Wednesday, February 18, 2009

Margins and Profit

Before you go any farther, going to let you know up-front: This isn't economics or politics. It's business.

But it's a simple business concept that everyone should understand.

Let me explain the situation. Around a week ago, I met up with some group-mates from my finance class in a lounge around campus. After munching on some delicious Wendy's burgers, we got down to work: we were responsible for running a bank through a simulated economy against the other groups in our class. And we planned on taking it seriously, for a couple reasons.

1. The project is a large portion of our grade. It doesn't matter if we LOSE money, but we need to explain how we arrived at the decisions we did.
2. The winner (IE, the group with the highest stock price at the end) will not have to take the final, and will get to meet the head of the Finance department...hopefully leading to some job connections!

I had spent the previous day staring at the financial statements of the bank for the previous two quarters. And, believe me, it was confusing for a long time. Even if you know the basics of the financial statements, new parts that you've never seen can confuse you if they aren't explained properly. Considering we were just handed statements with numbers on them, yep, I was confused.

But I managed to figure out what was going on with the statements.
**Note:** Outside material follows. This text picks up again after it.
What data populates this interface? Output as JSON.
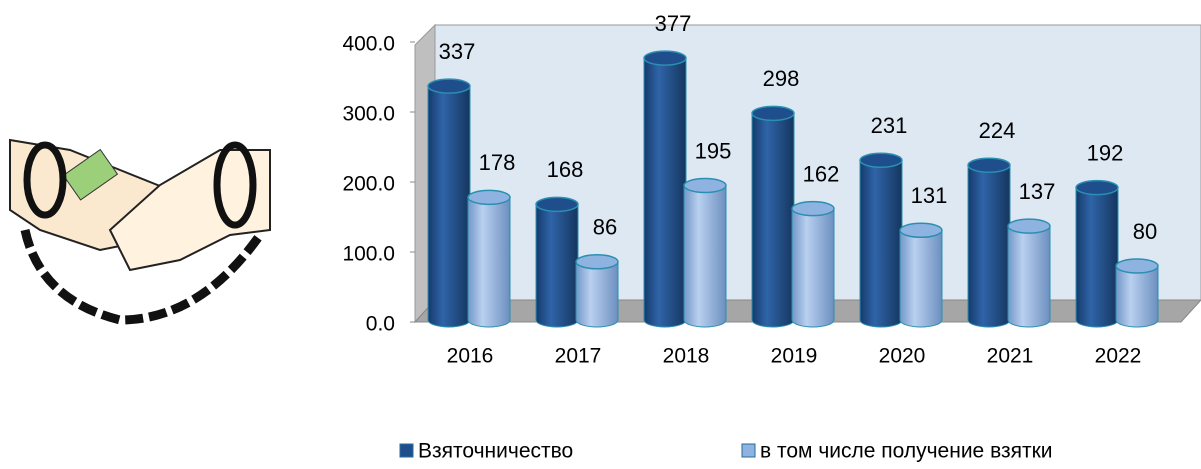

Our bank didn't seem particularly strong (we were hemorrhaging deposits, losing 5% every quarter. Those are basically personal bank accounts people put in your bank that you use to make money elsewhere), but there was a good opportunity for growth in retail banking by creating mortgages. This basically meant that we will have to open more branches, shift effort away from appealing to business customers, and start focusing and trying to get customer deposits back to get more money to invest,

The story we were given was that consumers are not price-sensitive, so I naturally said that we should advertise a lot, tell our bankers to spend more effort on getting more residential customers, and charge higher rates so we could have better margins.

My friend asked me "So we're going to advertise that we have higher mortgage rates?"

There ain't nothing wrong with asking the question and thinking like a businessman, which includes thinking competitively. It's so common sense that people all across the nation can think like this: cut prices, and that way you can attract more customers and beat your competition. But there are limitations to this kind of thinking.

For example, the most obvious one is that customers might not care about price very much. Starbucks can charge $4 for a cup of coffee, when I can make my own at home for 30 cents. Obviously, price isn't the biggest factor.

Scale can also be a big factor. Sure, by reducing your prices, you might get more customers. What happens if your store or bank cannot handle all those customers? Just as there are economies of scale, so there are diseconomies of scale. Once you are producing beyond a certain point, your costs actually start to rise.

For a bank, you might not have enough employees, so your quality of service suffers. That's REALLY bad if customers also care more about service than price, so you are driving them right in the arms of your competitors. You might also lose the ability to exercise due diligence on loans: you can't spend 6 hours vetting every single person asking for a mortgage when you have one guy to approve them and 1,000 people begging for loans because you are charing 6% whereas everyone else is charging 10%.

And you can't hire more workers either: your bank is only so big! Buying another bank? Extremely expensive, and can't do it because you can't make money when you are charging 6% for a mortgage and giving out 5% on savings accounts. Or, if you CAN make money, it's extremely risky...if you don't get as many loans as you want, your stuck with two banks. Which means you might very go well bankrupt. Plus, hiring more employees means you lose your own personal control. You can't watch over 30 managers as easily as you can watch over 10.


So, if your company is running into trouble, the idea of cutting your prices seems very attractive. Often times, though, it's really a trap and might put your company even more into the dumps.